With continued optimism and investor interest in the multifamily sector, Richmond, Va., has shown resilience over the past two quarters, despite COVID-19-induced disruptions. Property managers have strived to find a balance between keeping their employees and residents safe and continuing to do business.
“Though the process wasn’t perfectly seamless, we have been able to flex and pivot with surprising ease,” Sarah Fehr, director of operations for Dodson Property Management’s multifamily division, told Multi-Housing News. The company’s Founder & CEO, Duke Dodson, admits that his biggest concern is continuing to keep everyone safe as the economy reopens. Here’s how Dodson and Fehr expect the Richmond multifamily industry to fare going forward.
We’re more than seven months into the pandemic. How has the Richmond multifamily market navigated the storm so far?

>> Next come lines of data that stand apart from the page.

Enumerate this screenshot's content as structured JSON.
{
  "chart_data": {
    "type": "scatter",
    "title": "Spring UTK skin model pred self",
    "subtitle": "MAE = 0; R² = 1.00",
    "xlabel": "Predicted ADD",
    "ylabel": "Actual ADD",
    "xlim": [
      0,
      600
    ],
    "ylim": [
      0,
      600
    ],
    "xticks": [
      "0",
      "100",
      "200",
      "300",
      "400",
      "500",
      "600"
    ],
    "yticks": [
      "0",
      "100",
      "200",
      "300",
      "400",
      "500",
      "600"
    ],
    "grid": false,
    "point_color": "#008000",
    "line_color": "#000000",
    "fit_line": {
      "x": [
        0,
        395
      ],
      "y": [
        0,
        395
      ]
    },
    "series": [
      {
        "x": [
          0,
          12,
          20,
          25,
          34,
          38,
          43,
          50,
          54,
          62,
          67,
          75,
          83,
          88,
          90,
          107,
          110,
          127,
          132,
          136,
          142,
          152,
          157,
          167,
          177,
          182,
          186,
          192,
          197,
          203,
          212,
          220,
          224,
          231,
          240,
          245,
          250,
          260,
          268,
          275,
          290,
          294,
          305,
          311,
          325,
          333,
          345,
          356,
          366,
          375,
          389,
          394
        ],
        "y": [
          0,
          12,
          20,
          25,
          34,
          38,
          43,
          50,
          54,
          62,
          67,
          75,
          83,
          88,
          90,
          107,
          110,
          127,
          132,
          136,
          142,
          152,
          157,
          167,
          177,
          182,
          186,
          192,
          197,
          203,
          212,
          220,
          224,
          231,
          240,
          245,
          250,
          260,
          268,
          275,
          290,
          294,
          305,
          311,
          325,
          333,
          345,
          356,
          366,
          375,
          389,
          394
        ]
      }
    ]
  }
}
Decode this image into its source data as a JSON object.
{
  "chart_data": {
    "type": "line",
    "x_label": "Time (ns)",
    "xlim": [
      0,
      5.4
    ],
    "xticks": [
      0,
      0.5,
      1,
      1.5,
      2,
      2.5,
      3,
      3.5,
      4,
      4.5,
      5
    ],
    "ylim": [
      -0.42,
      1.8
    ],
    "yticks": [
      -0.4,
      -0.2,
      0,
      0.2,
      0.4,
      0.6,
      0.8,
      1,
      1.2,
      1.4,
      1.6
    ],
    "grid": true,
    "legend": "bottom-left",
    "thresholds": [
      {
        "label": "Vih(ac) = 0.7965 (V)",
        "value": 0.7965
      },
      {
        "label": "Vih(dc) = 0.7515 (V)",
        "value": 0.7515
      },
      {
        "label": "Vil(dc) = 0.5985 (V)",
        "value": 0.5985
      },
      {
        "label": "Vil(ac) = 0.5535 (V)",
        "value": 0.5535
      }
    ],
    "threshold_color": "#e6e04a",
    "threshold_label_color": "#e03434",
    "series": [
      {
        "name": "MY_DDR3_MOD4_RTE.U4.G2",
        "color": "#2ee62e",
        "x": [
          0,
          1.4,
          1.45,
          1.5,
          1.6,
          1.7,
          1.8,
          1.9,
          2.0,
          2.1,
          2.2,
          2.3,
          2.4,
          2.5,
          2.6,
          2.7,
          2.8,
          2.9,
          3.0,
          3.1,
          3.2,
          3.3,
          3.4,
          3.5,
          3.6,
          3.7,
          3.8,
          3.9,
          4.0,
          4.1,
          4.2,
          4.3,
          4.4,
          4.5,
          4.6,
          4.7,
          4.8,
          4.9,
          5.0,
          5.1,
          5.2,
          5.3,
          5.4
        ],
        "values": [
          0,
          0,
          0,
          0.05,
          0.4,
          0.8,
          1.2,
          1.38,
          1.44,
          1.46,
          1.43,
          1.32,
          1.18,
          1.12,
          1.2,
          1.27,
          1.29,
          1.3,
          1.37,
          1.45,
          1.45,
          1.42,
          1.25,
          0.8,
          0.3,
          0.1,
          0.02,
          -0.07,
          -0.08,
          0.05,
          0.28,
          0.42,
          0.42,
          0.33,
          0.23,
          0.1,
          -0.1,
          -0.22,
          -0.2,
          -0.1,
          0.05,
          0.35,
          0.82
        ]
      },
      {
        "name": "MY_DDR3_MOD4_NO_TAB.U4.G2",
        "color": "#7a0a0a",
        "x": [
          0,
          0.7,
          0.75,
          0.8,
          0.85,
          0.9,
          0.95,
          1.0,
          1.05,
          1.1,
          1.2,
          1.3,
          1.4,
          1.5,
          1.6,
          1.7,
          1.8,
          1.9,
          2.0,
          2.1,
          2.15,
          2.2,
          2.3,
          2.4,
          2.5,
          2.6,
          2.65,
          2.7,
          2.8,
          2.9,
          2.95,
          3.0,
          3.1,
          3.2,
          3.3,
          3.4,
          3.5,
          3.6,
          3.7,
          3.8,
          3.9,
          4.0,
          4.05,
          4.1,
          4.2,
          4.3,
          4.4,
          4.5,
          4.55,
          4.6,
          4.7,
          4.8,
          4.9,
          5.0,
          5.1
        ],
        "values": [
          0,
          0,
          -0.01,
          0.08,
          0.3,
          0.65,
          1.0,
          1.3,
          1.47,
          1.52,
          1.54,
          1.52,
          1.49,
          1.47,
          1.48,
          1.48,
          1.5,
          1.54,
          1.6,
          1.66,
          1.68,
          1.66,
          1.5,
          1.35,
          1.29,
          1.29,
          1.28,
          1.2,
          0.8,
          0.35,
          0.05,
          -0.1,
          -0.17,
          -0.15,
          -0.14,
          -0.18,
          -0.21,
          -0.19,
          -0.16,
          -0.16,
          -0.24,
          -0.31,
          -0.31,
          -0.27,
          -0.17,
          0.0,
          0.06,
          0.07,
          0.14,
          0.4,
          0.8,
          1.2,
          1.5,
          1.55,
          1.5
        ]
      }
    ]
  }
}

Dodson: For the most part, the Richmond multifamily market has remained fairly resilient throughout this pandemic, especially when compared to other asset classes and property types. Occupancy has remained high. Rent collection has been better than expected. Both renters and landlords have benefited from government intervention, and I expect that to be the case as we move forward. Cap rates and valuations have been fairly constant throughout the last six months and haven’t varied too much due to the pandemic.
Fehr: Though the process wasn’t perfectly seamless, we have been able to flex and pivot with surprising ease. As an industry, we were actually well-positioned to weather the shutdown. We have been continually examining and increasing our electronic and online functionalities prior to the pandemic, including a fully online leasing process, online applications, virtual tours, lockboxes, online service requests and more. Nothing will replace the full benefit of in-person service, but we are learning how to effectively balance both worlds.
Please tell us about one great challenge you had to overcome during the past months. What are your biggest concerns now?
Dodson: Our biggest challenge has been to manage our portfolio to the best of our ability while focusing on the safety of our team and our residents. Our biggest concerns are continuing to keep our folks safe as the world begins to reopen.
Fehr: We want to keep our teams safe, but be able to continue to provide the level of customer service our residents have come to expect from us. We also have to ensure we continue to collect rent in order for landlords to pay mortgages, taxes, insurance, utilities, etc. It is an ever-evolving situation, but one that we are carefully balancing.
What can you tell us about September rent collections across your multifamily portfolio? How did you address delicate situations?
Dodson: Class A rent collections are roughly the same as pre-pandemic levels. Class B delinquency is up one or two percent. Class C delinquency is up three to 10 percent for the most part. We are working hand in hand with our residents and numerous nonprofit groups to help as many folks pay rent as possible.
Fehr: More so than September rent specifically, what we really have seen is residents struggling with prior balances, and we have been heavily promoting Virginia’s Rent and Mortgage Relief Program to our residents who are behind in payments. We felt like a lot of people were unaware of the assistance opportunities available to them and it has been a top priority to get these applications filed. We are working with all of our residents on repayment options and plans. Our number one goal is to keep our residents in their homes.
What should property managers’ top priorities be right now?
Dodson: Safety and working with nonprofit groups to help residents pay rent.
Fehr: We consider it part of our role to help residents understand how to seek and receive the assistance that is readily available to cover housing costs. We want to ensure we’re keeping buildings clean, sanitary and in top-notch condition considering a lot of people are working at home and spending a lot of time in their apartment, indoor common spaces and exterior areas.
What are your predictions for the Richmond multifamily market for the next 12 months?
Dodson: Multifamily, along with industrial, will likely continue to be a preferred asset class, as it is way more predictable and less affected by the pandemic compared with office and retail. I don’t think we are out of the woods just yet. This pandemic can—and probably will—result in a multiyear recession. If enough folks continue to lose their jobs, then rent collection will eventually suffer. It’s unclear what the election will do to the economy and how much the government will choose to intervene after election day.
Fehr: We are still receiving a lot of interest from both local and out-of-state developers looking at markets like Richmond, which is holding a strong market rate. My hope is that value continues to drive the residential and mixed-use multifamily housing markets, which will continue to create exciting prospects for both our multifamily and tweener divisions.